Vatican Warns About Estrogen Pollution

by Susan Brinkmann, OCDS
Staff Writer

According to the Vatican newspaper L’Osservatore Romano, the birth control pill is polluting the environment and is partly responsible for male infertility.

The pill “has for some years had devastating effects on the environment by releasing tons of hormones into nature” through female urine, said Pedro Jose Maria Simon Castellvi, president of the International Federation of Catholic Medical Associations, in the Jan. 3  report.

“We have sufficient evidence to state that a non-negligible cause of male infertility in the West is the environmental pollution caused by the pill,” he said. 

“We are faced with a clear anti-environmental effect which demands more explanation on the part of the manufacturers,” Mr Castellvi said.

It is already known that increased lifetime exposure to estrogen has caused world cancer rates to jump by 26 percent since 1980 and the Columbia Environmental Research Center is already studying whether estrogen-contaminated water may be affecting human males.

Studies have shown that the sperm count in healthy males has dropped by half in the past 50 years, according to a global review of 61 studies involving nearly 15,000 men. As long ago as 1992, the British Medical Journal published a study that found men in Western countries today have less than half the sperm production of their grandfathers.

There have also been numerous studies in recent years of synthetic birth control hormones being excreted into water systems and wreaking havoc on the sex of fish stock.
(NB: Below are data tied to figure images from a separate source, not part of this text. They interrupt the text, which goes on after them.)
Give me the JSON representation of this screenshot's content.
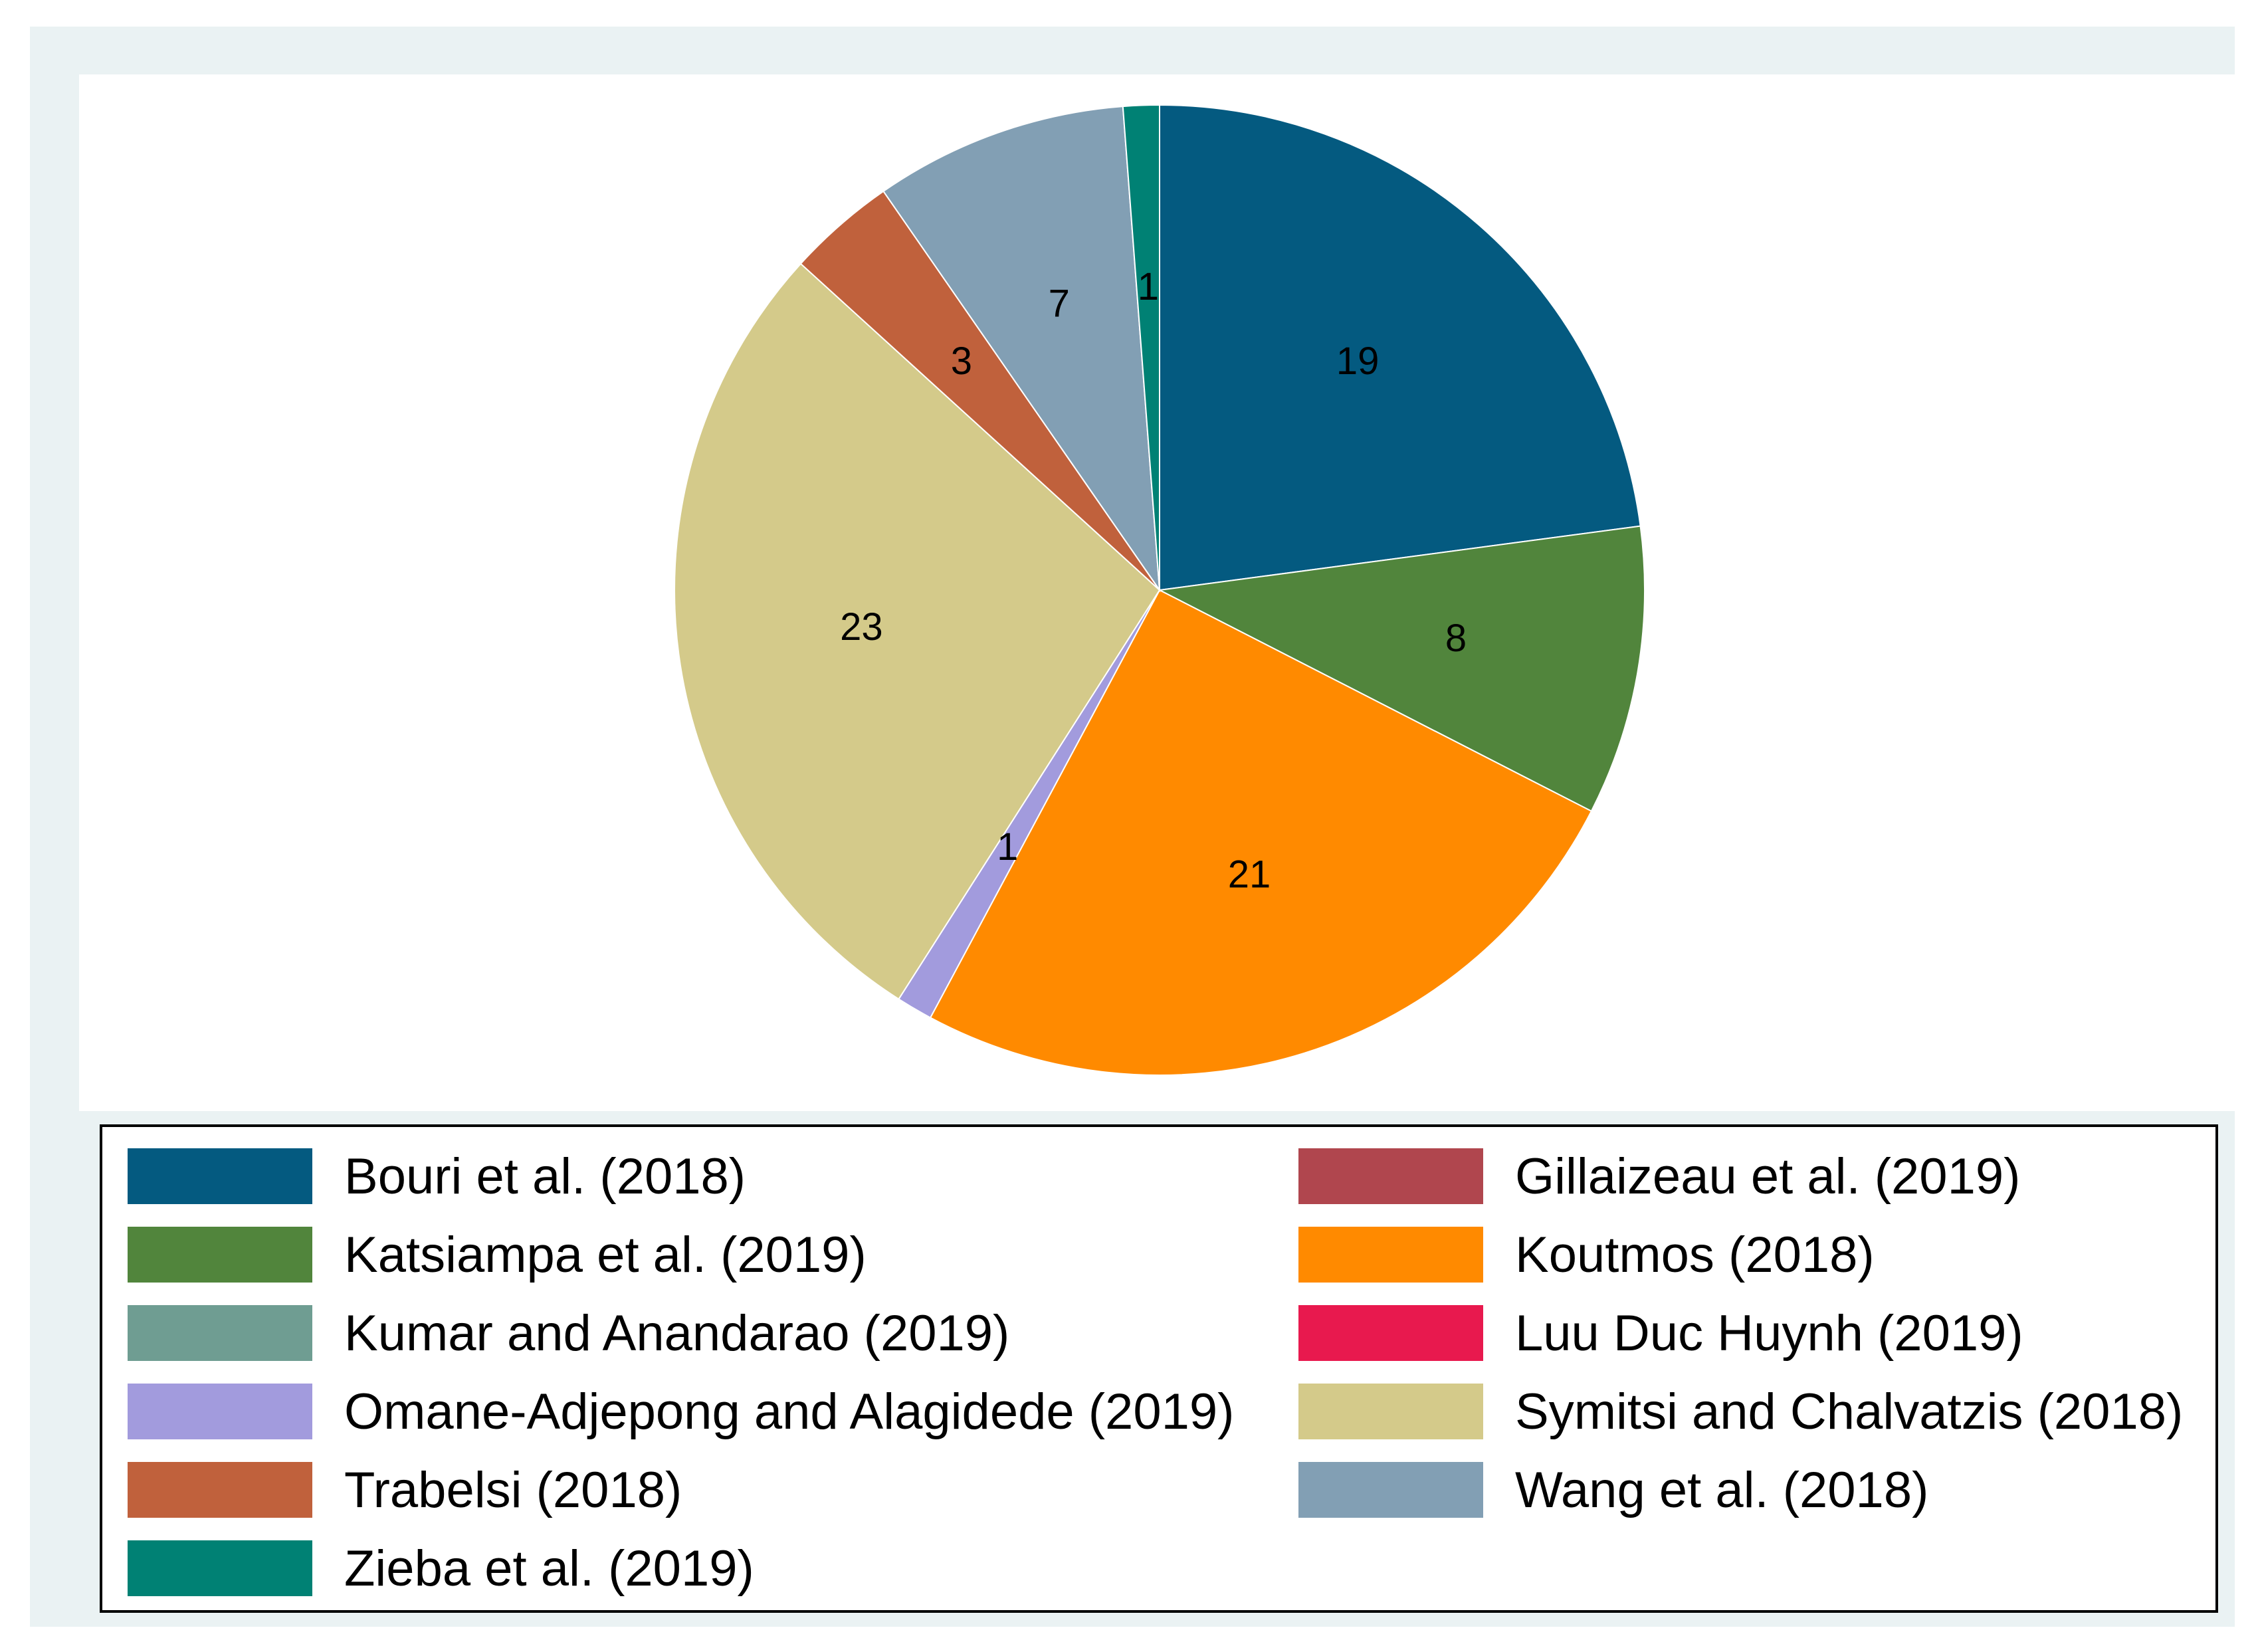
{
  "chart_data": {
    "type": "pie",
    "title": "",
    "start_angle_deg": 0,
    "direction": "clockwise",
    "slices": [
      {
        "label": "Bouri et al. (2018)",
        "value": 19,
        "color": "#045a80"
      },
      {
        "label": "Katsiampa et al. (2019)",
        "value": 8,
        "color": "#51853c"
      },
      {
        "label": "Koutmos (2018)",
        "value": 21,
        "color": "#ff8a00"
      },
      {
        "label": "Omane-Adjepong and Alagidede (2019)",
        "value": 1,
        "color": "#a29bdd"
      },
      {
        "label": "Symitsi and Chalvatzis (2018)",
        "value": 23,
        "color": "#d4ca8a"
      },
      {
        "label": "Trabelsi (2018)",
        "value": 3,
        "color": "#c0613c"
      },
      {
        "label": "Wang et al. (2018)",
        "value": 7,
        "color": "#829fb4"
      },
      {
        "label": "Zieba et al. (2019)",
        "value": 1,
        "color": "#008174"
      }
    ],
    "data_labels": [
      "19",
      "8",
      "21",
      "1",
      "23",
      "3",
      "7",
      "1"
    ],
    "legend": {
      "placement": "bottom",
      "columns": 2,
      "entries": [
        {
          "label": "Bouri et al. (2018)",
          "color": "#045a80"
        },
        {
          "label": "Gillaizeau et al. (2019)",
          "color": "#b0464e"
        },
        {
          "label": "Katsiampa et al. (2019)",
          "color": "#51853c"
        },
        {
          "label": "Koutmos (2018)",
          "color": "#ff8a00"
        },
        {
          "label": "Kumar and Anandarao (2019)",
          "color": "#6f9d92"
        },
        {
          "label": "Luu Duc Huynh (2019)",
          "color": "#e8194e"
        },
        {
          "label": "Omane-Adjepong and Alagidede (2019)",
          "color": "#a29bdd"
        },
        {
          "label": "Symitsi and Chalvatzis (2018)",
          "color": "#d4ca8a"
        },
        {
          "label": "Trabelsi (2018)",
          "color": "#c0613c"
        },
        {
          "label": "Wang et al. (2018)",
          "color": "#829fb4"
        },
        {
          "label": "Zieba et al. (2019)",
          "color": "#008174"
        }
      ]
    }
  }
}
For instance, a 2005 study conducted by scientists from the University of Colorado discovered fish with both male and female characteristics in a waterway located downstream from a Boulder sewage plant. One of the biologists, John Woodling, told the Denver Post that the discovery of trans-gendered fish was “the first thing that I’ve seen as a scientist that really scared me.”

Scientists know very little about what affect modern pharmaceuticals, such as birth control pills, may have on the environment. They only know from collecting environmental samples that a potential toxic soup of chemicals, including pain killers, antibiotics, cholesterol reducing, blood pressure regulating and chemotherapy drugs, is entering the ecosystem after being excreted by people.

“The drugs enter the wastewater, where treatment of sewage can be completely ineffective or very effective at removing them, depending on the type of drug and on the type of sewage treatment plant,” said Dr. Karen Kidd, a biology professor at the University of New Brunswick.

Dr. Kidd conducted an exhaustive seven-year study of the problem and presented the findings at the prestigious 2008 American Association for the Advancement of Science Conference.

With an estimated 100 million women worldwide taking some form of hormonal contraceptive, this problem will persist for years to come.